First, before diving into the code of the main solution, let’s prepared the Terraform “ground” creating an S3 Bucket and a DynamoDB table to remotely save the state and the lockings control.
To make things simple, the code is going to use your current AWS connection environment, so make sure that you have the proper AWS Credentials setup, and also that you are pointing to the desired Account. Check that using AWSCLI calling the function get-caller-identity, and/or listing the S3 Buckets, to see if the list is familiar to you.
Change to directory utils/terraform-backend and using the Make automation tool (script already available) launch the target create:
This target will check some dependencies and trigger all the necessary Terraform commands in sequence (check details at utils/terraform-backend/Makefile file).
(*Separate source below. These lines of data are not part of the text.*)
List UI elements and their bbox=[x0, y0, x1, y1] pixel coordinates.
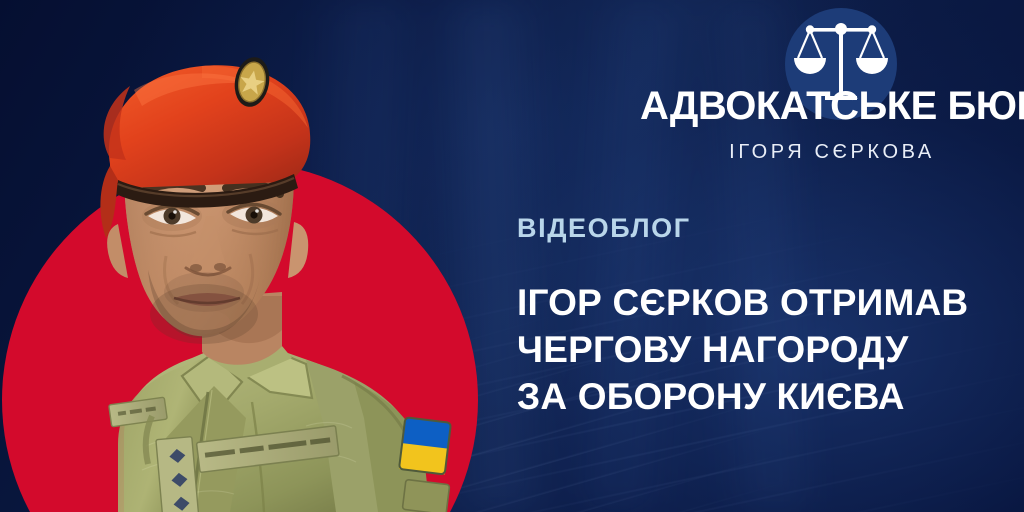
copy-block: ВІДЕОБЛОГ ІГОР СЄРКОВ ОТРИМАВ ЧЕРГОВУ НА… bbox=[517, 212, 987, 420]
brand-logo[interactable]: АДВОКАТСЬКЕ БЮРО ІГОРЯ СЄРКОВА bbox=[640, 8, 1024, 180]
headline-line: ЧЕРГОВУ НАГОРОДУ bbox=[517, 326, 987, 373]
logo-subtitle: ІГОРЯ СЄРКОВА bbox=[640, 140, 1024, 164]
ukraine-flag-patch bbox=[399, 417, 451, 474]
uniform bbox=[109, 342, 451, 512]
logo-title: АДВОКАТСЬКЕ БЮРО bbox=[640, 86, 1024, 126]
headline-line: ІГОР СЄРКОВ ОТРИМАВ bbox=[517, 279, 987, 326]
headline: ІГОР СЄРКОВ ОТРИМАВ ЧЕРГОВУ НАГОРОДУ ЗА … bbox=[517, 279, 987, 420]
kicker-label: ВІДЕОБЛОГ bbox=[517, 212, 987, 244]
headline-line: ЗА ОБОРОНУ КИЄВА bbox=[517, 373, 987, 420]
banner-canvas: АДВОКАТСЬКЕ БЮРО ІГОРЯ СЄРКОВА ВІДЕОБЛОГ… bbox=[0, 0, 1024, 512]
portrait-photo bbox=[6, 46, 476, 512]
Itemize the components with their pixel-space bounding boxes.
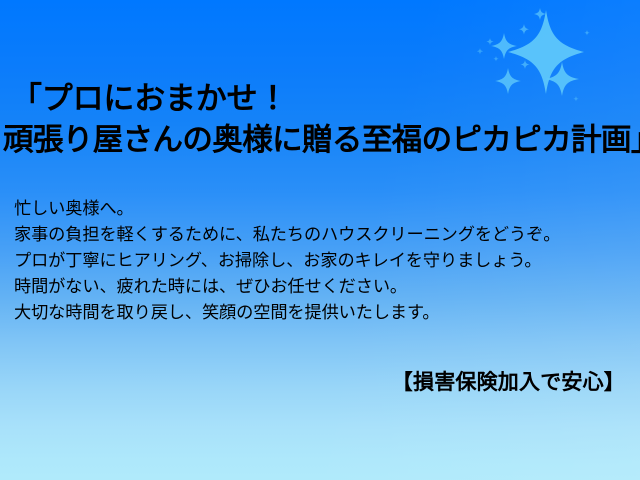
sparkle-small-icon-1	[491, 33, 517, 59]
body-copy: 忙しい奥様へ。 家事の負担を軽くするために、私たちのハウスクリーニングをどうぞ。…	[14, 196, 626, 326]
headline-line-2: 頑張り屋さんの奥様に贈る至福のピカピカ計画」	[3, 120, 637, 162]
sparkle-tiny-icon-7	[584, 30, 590, 36]
headline-line-1: 「プロにおまかせ！	[11, 78, 637, 120]
sparkle-tiny-icon-4	[486, 38, 493, 45]
sparkle-tiny-icon-5	[477, 48, 483, 54]
body-line-2: 家事の負担を軽くするために、私たちのハウスクリーニングをどうぞ。	[14, 222, 626, 248]
sparkle-tiny-icon-1	[534, 8, 546, 20]
body-line-5: 大切な時間を取り戻し、笑顔の空間を提供いたします。	[14, 300, 626, 326]
cleaning-service-banner: 「プロにおまかせ！ 頑張り屋さんの奥様に贈る至福のピカピカ計画」 忙しい奥様へ。…	[0, 0, 640, 480]
sparkle-tiny-icon-3	[521, 60, 530, 69]
insurance-note: 【損害保険加入で安心】	[392, 368, 625, 396]
body-line-3: プロが丁寧にヒアリング、お掃除し、お家のキレイを守りましょう。	[14, 248, 626, 274]
body-line-1: 忙しい奥様へ。	[14, 196, 626, 222]
sparkle-tiny-icon-6	[493, 56, 499, 62]
body-line-4: 時間がない、疲れた時には、ぜひお任せください。	[14, 274, 626, 300]
headline: 「プロにおまかせ！ 頑張り屋さんの奥様に贈る至福のピカピカ計画」	[11, 78, 637, 162]
sparkle-tiny-icon-2	[519, 24, 529, 35]
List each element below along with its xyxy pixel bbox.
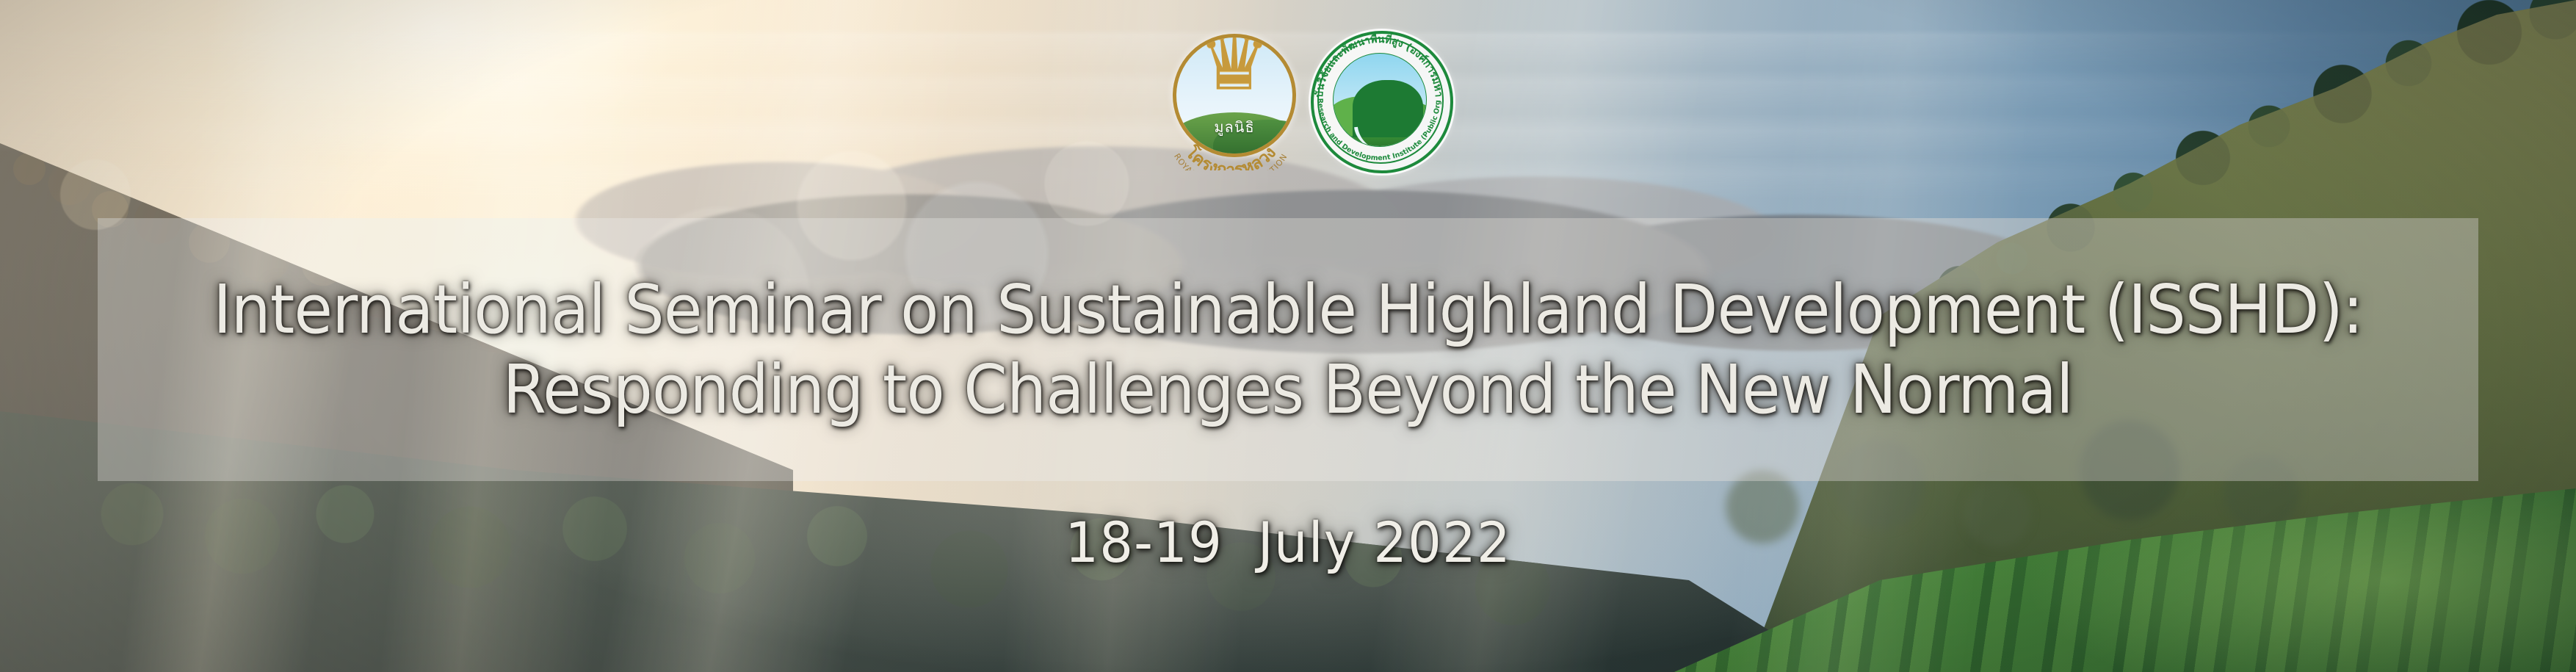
hrdi-logo-icon: สถาบันวิจัยและพัฒนาพื้นที่สูง (องค์การมห… — [1311, 31, 1447, 167]
thai-crown-icon: ♛ — [1176, 34, 1292, 102]
title-block: International Seminar on Sustainable Hig… — [98, 218, 2478, 481]
royal-project-center-thai-text: มูลนิธิ — [1176, 115, 1292, 139]
hrdi-scene-disc — [1333, 53, 1427, 147]
royal-project-disc: ♛ มูลนิธิ — [1173, 34, 1296, 157]
event-date: 18-19 July 2022 — [65, 510, 2512, 575]
seminar-title-line-1: International Seminar on Sustainable Hig… — [213, 272, 2363, 347]
royal-project-foundation-logo-icon: ♛ มูลนิธิ โครงการหลวง ROYAL PROJECT FOUN… — [1161, 31, 1300, 170]
seminar-title-line-2: Responding to Challenges Beyond the New … — [503, 352, 2073, 427]
logo-group: ♛ มูลนิธิ โครงการหลวง ROYAL PROJECT FOUN… — [1161, 31, 1447, 170]
event-banner: ♛ มูลนิธิ โครงการหลวง ROYAL PROJECT FOUN… — [0, 0, 2576, 672]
Once we have the Terraform Backend ready, we can proceed and start to deploy our solution.
Go back to the root directory of the project, launch Terraform init command, and then create/select a Terraform workspace called dev. Before starting the deployment, you need to check some parameters in the configuration file for the Terraform dev workspace. There, it needs to be informed of some parameters for the execution context, like the AWS account number, AWS Region, etc. Check the file at workspace-config/dev.yml, and also take a look at the default.yml, for some universal parameters.
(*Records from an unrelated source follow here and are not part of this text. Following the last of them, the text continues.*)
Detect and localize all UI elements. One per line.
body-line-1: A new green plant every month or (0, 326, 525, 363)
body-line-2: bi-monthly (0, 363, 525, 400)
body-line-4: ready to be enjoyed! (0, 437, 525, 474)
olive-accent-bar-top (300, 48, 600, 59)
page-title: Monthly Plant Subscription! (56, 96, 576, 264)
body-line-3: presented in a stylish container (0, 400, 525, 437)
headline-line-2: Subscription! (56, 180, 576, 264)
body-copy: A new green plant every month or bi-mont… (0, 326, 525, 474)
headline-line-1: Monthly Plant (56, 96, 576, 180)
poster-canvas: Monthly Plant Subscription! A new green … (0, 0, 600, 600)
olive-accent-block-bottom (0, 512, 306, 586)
With the dev Terraform workspace selected, using make command we can execute the target called apply
.This target will launch the commands terraform plan and apply, consecutively. We should end up with 28 resources added representing the architecture we’ve seen here at the architecture solution diagram.
As we mentioned before, about the workspace configuration parameters, at the file workspace-config/dev.yml you can find the value for sns_notification_email. That’s the email that will receive alerts from SNS Topic regarding changes not made by Terraform. A few moments after Terraform finishes the apply command, this e-mail should receive the confirmation subscription, check and confirm the subscription.
Ok, now we should be ready to test it, we should see all the AWS resources ready, such as our Lambda function having the EventBridge as the trigger, CloudWatch Logs, and our AppConfig configuration.
Let’s first test if the notification is working, for that using AWS Console, create an S3 Bucket (in this specific test, we named as created-using-aws-console), that should result in an alert and the configured e-mail should receive a notification.
From the AWS Config Event (1) we can see our S3 Bucket name created, from the CloudTrail Event (2) we have the attribute userAgent (3) containing the information about the interface used for this request. As we have set the property notifications_on to true at AWS AppConfig, and this request wasn’t performed by Terraform, a notification to the SNS Topic should be issued (4). And, as result this should happen:
Now let’s prove that we don’t have any notifications when creating some AWS resources using Terraform. For that, at the main root directory, rename the file test_drift_tf to test_drift.tf. This simple Terraform HCL script will only create a new Security Group at the default VPC. Following, execute the command make apply.
We have the AWS Config Event (1) occurred over the default VPC, the CloudTrail Event (2) with the userAgent (3) containing now the information about Terraform being the “agent” behind this request, and according to the rule implemented in Lambda’s function code, this is good, and now, any notification will not be necessary (4).
As mentioned before, there are a lot of tools out there already to take care of Terraform drifts. We only use this subject as an excuse to come up with a solution architecture to show how we take advantage of an Event-Driven Architecture, using AWS resources. Based on this standard, we can have this architecture as a reference model to achieve concrete solution architecture implementations to match and fulfill similar requirements.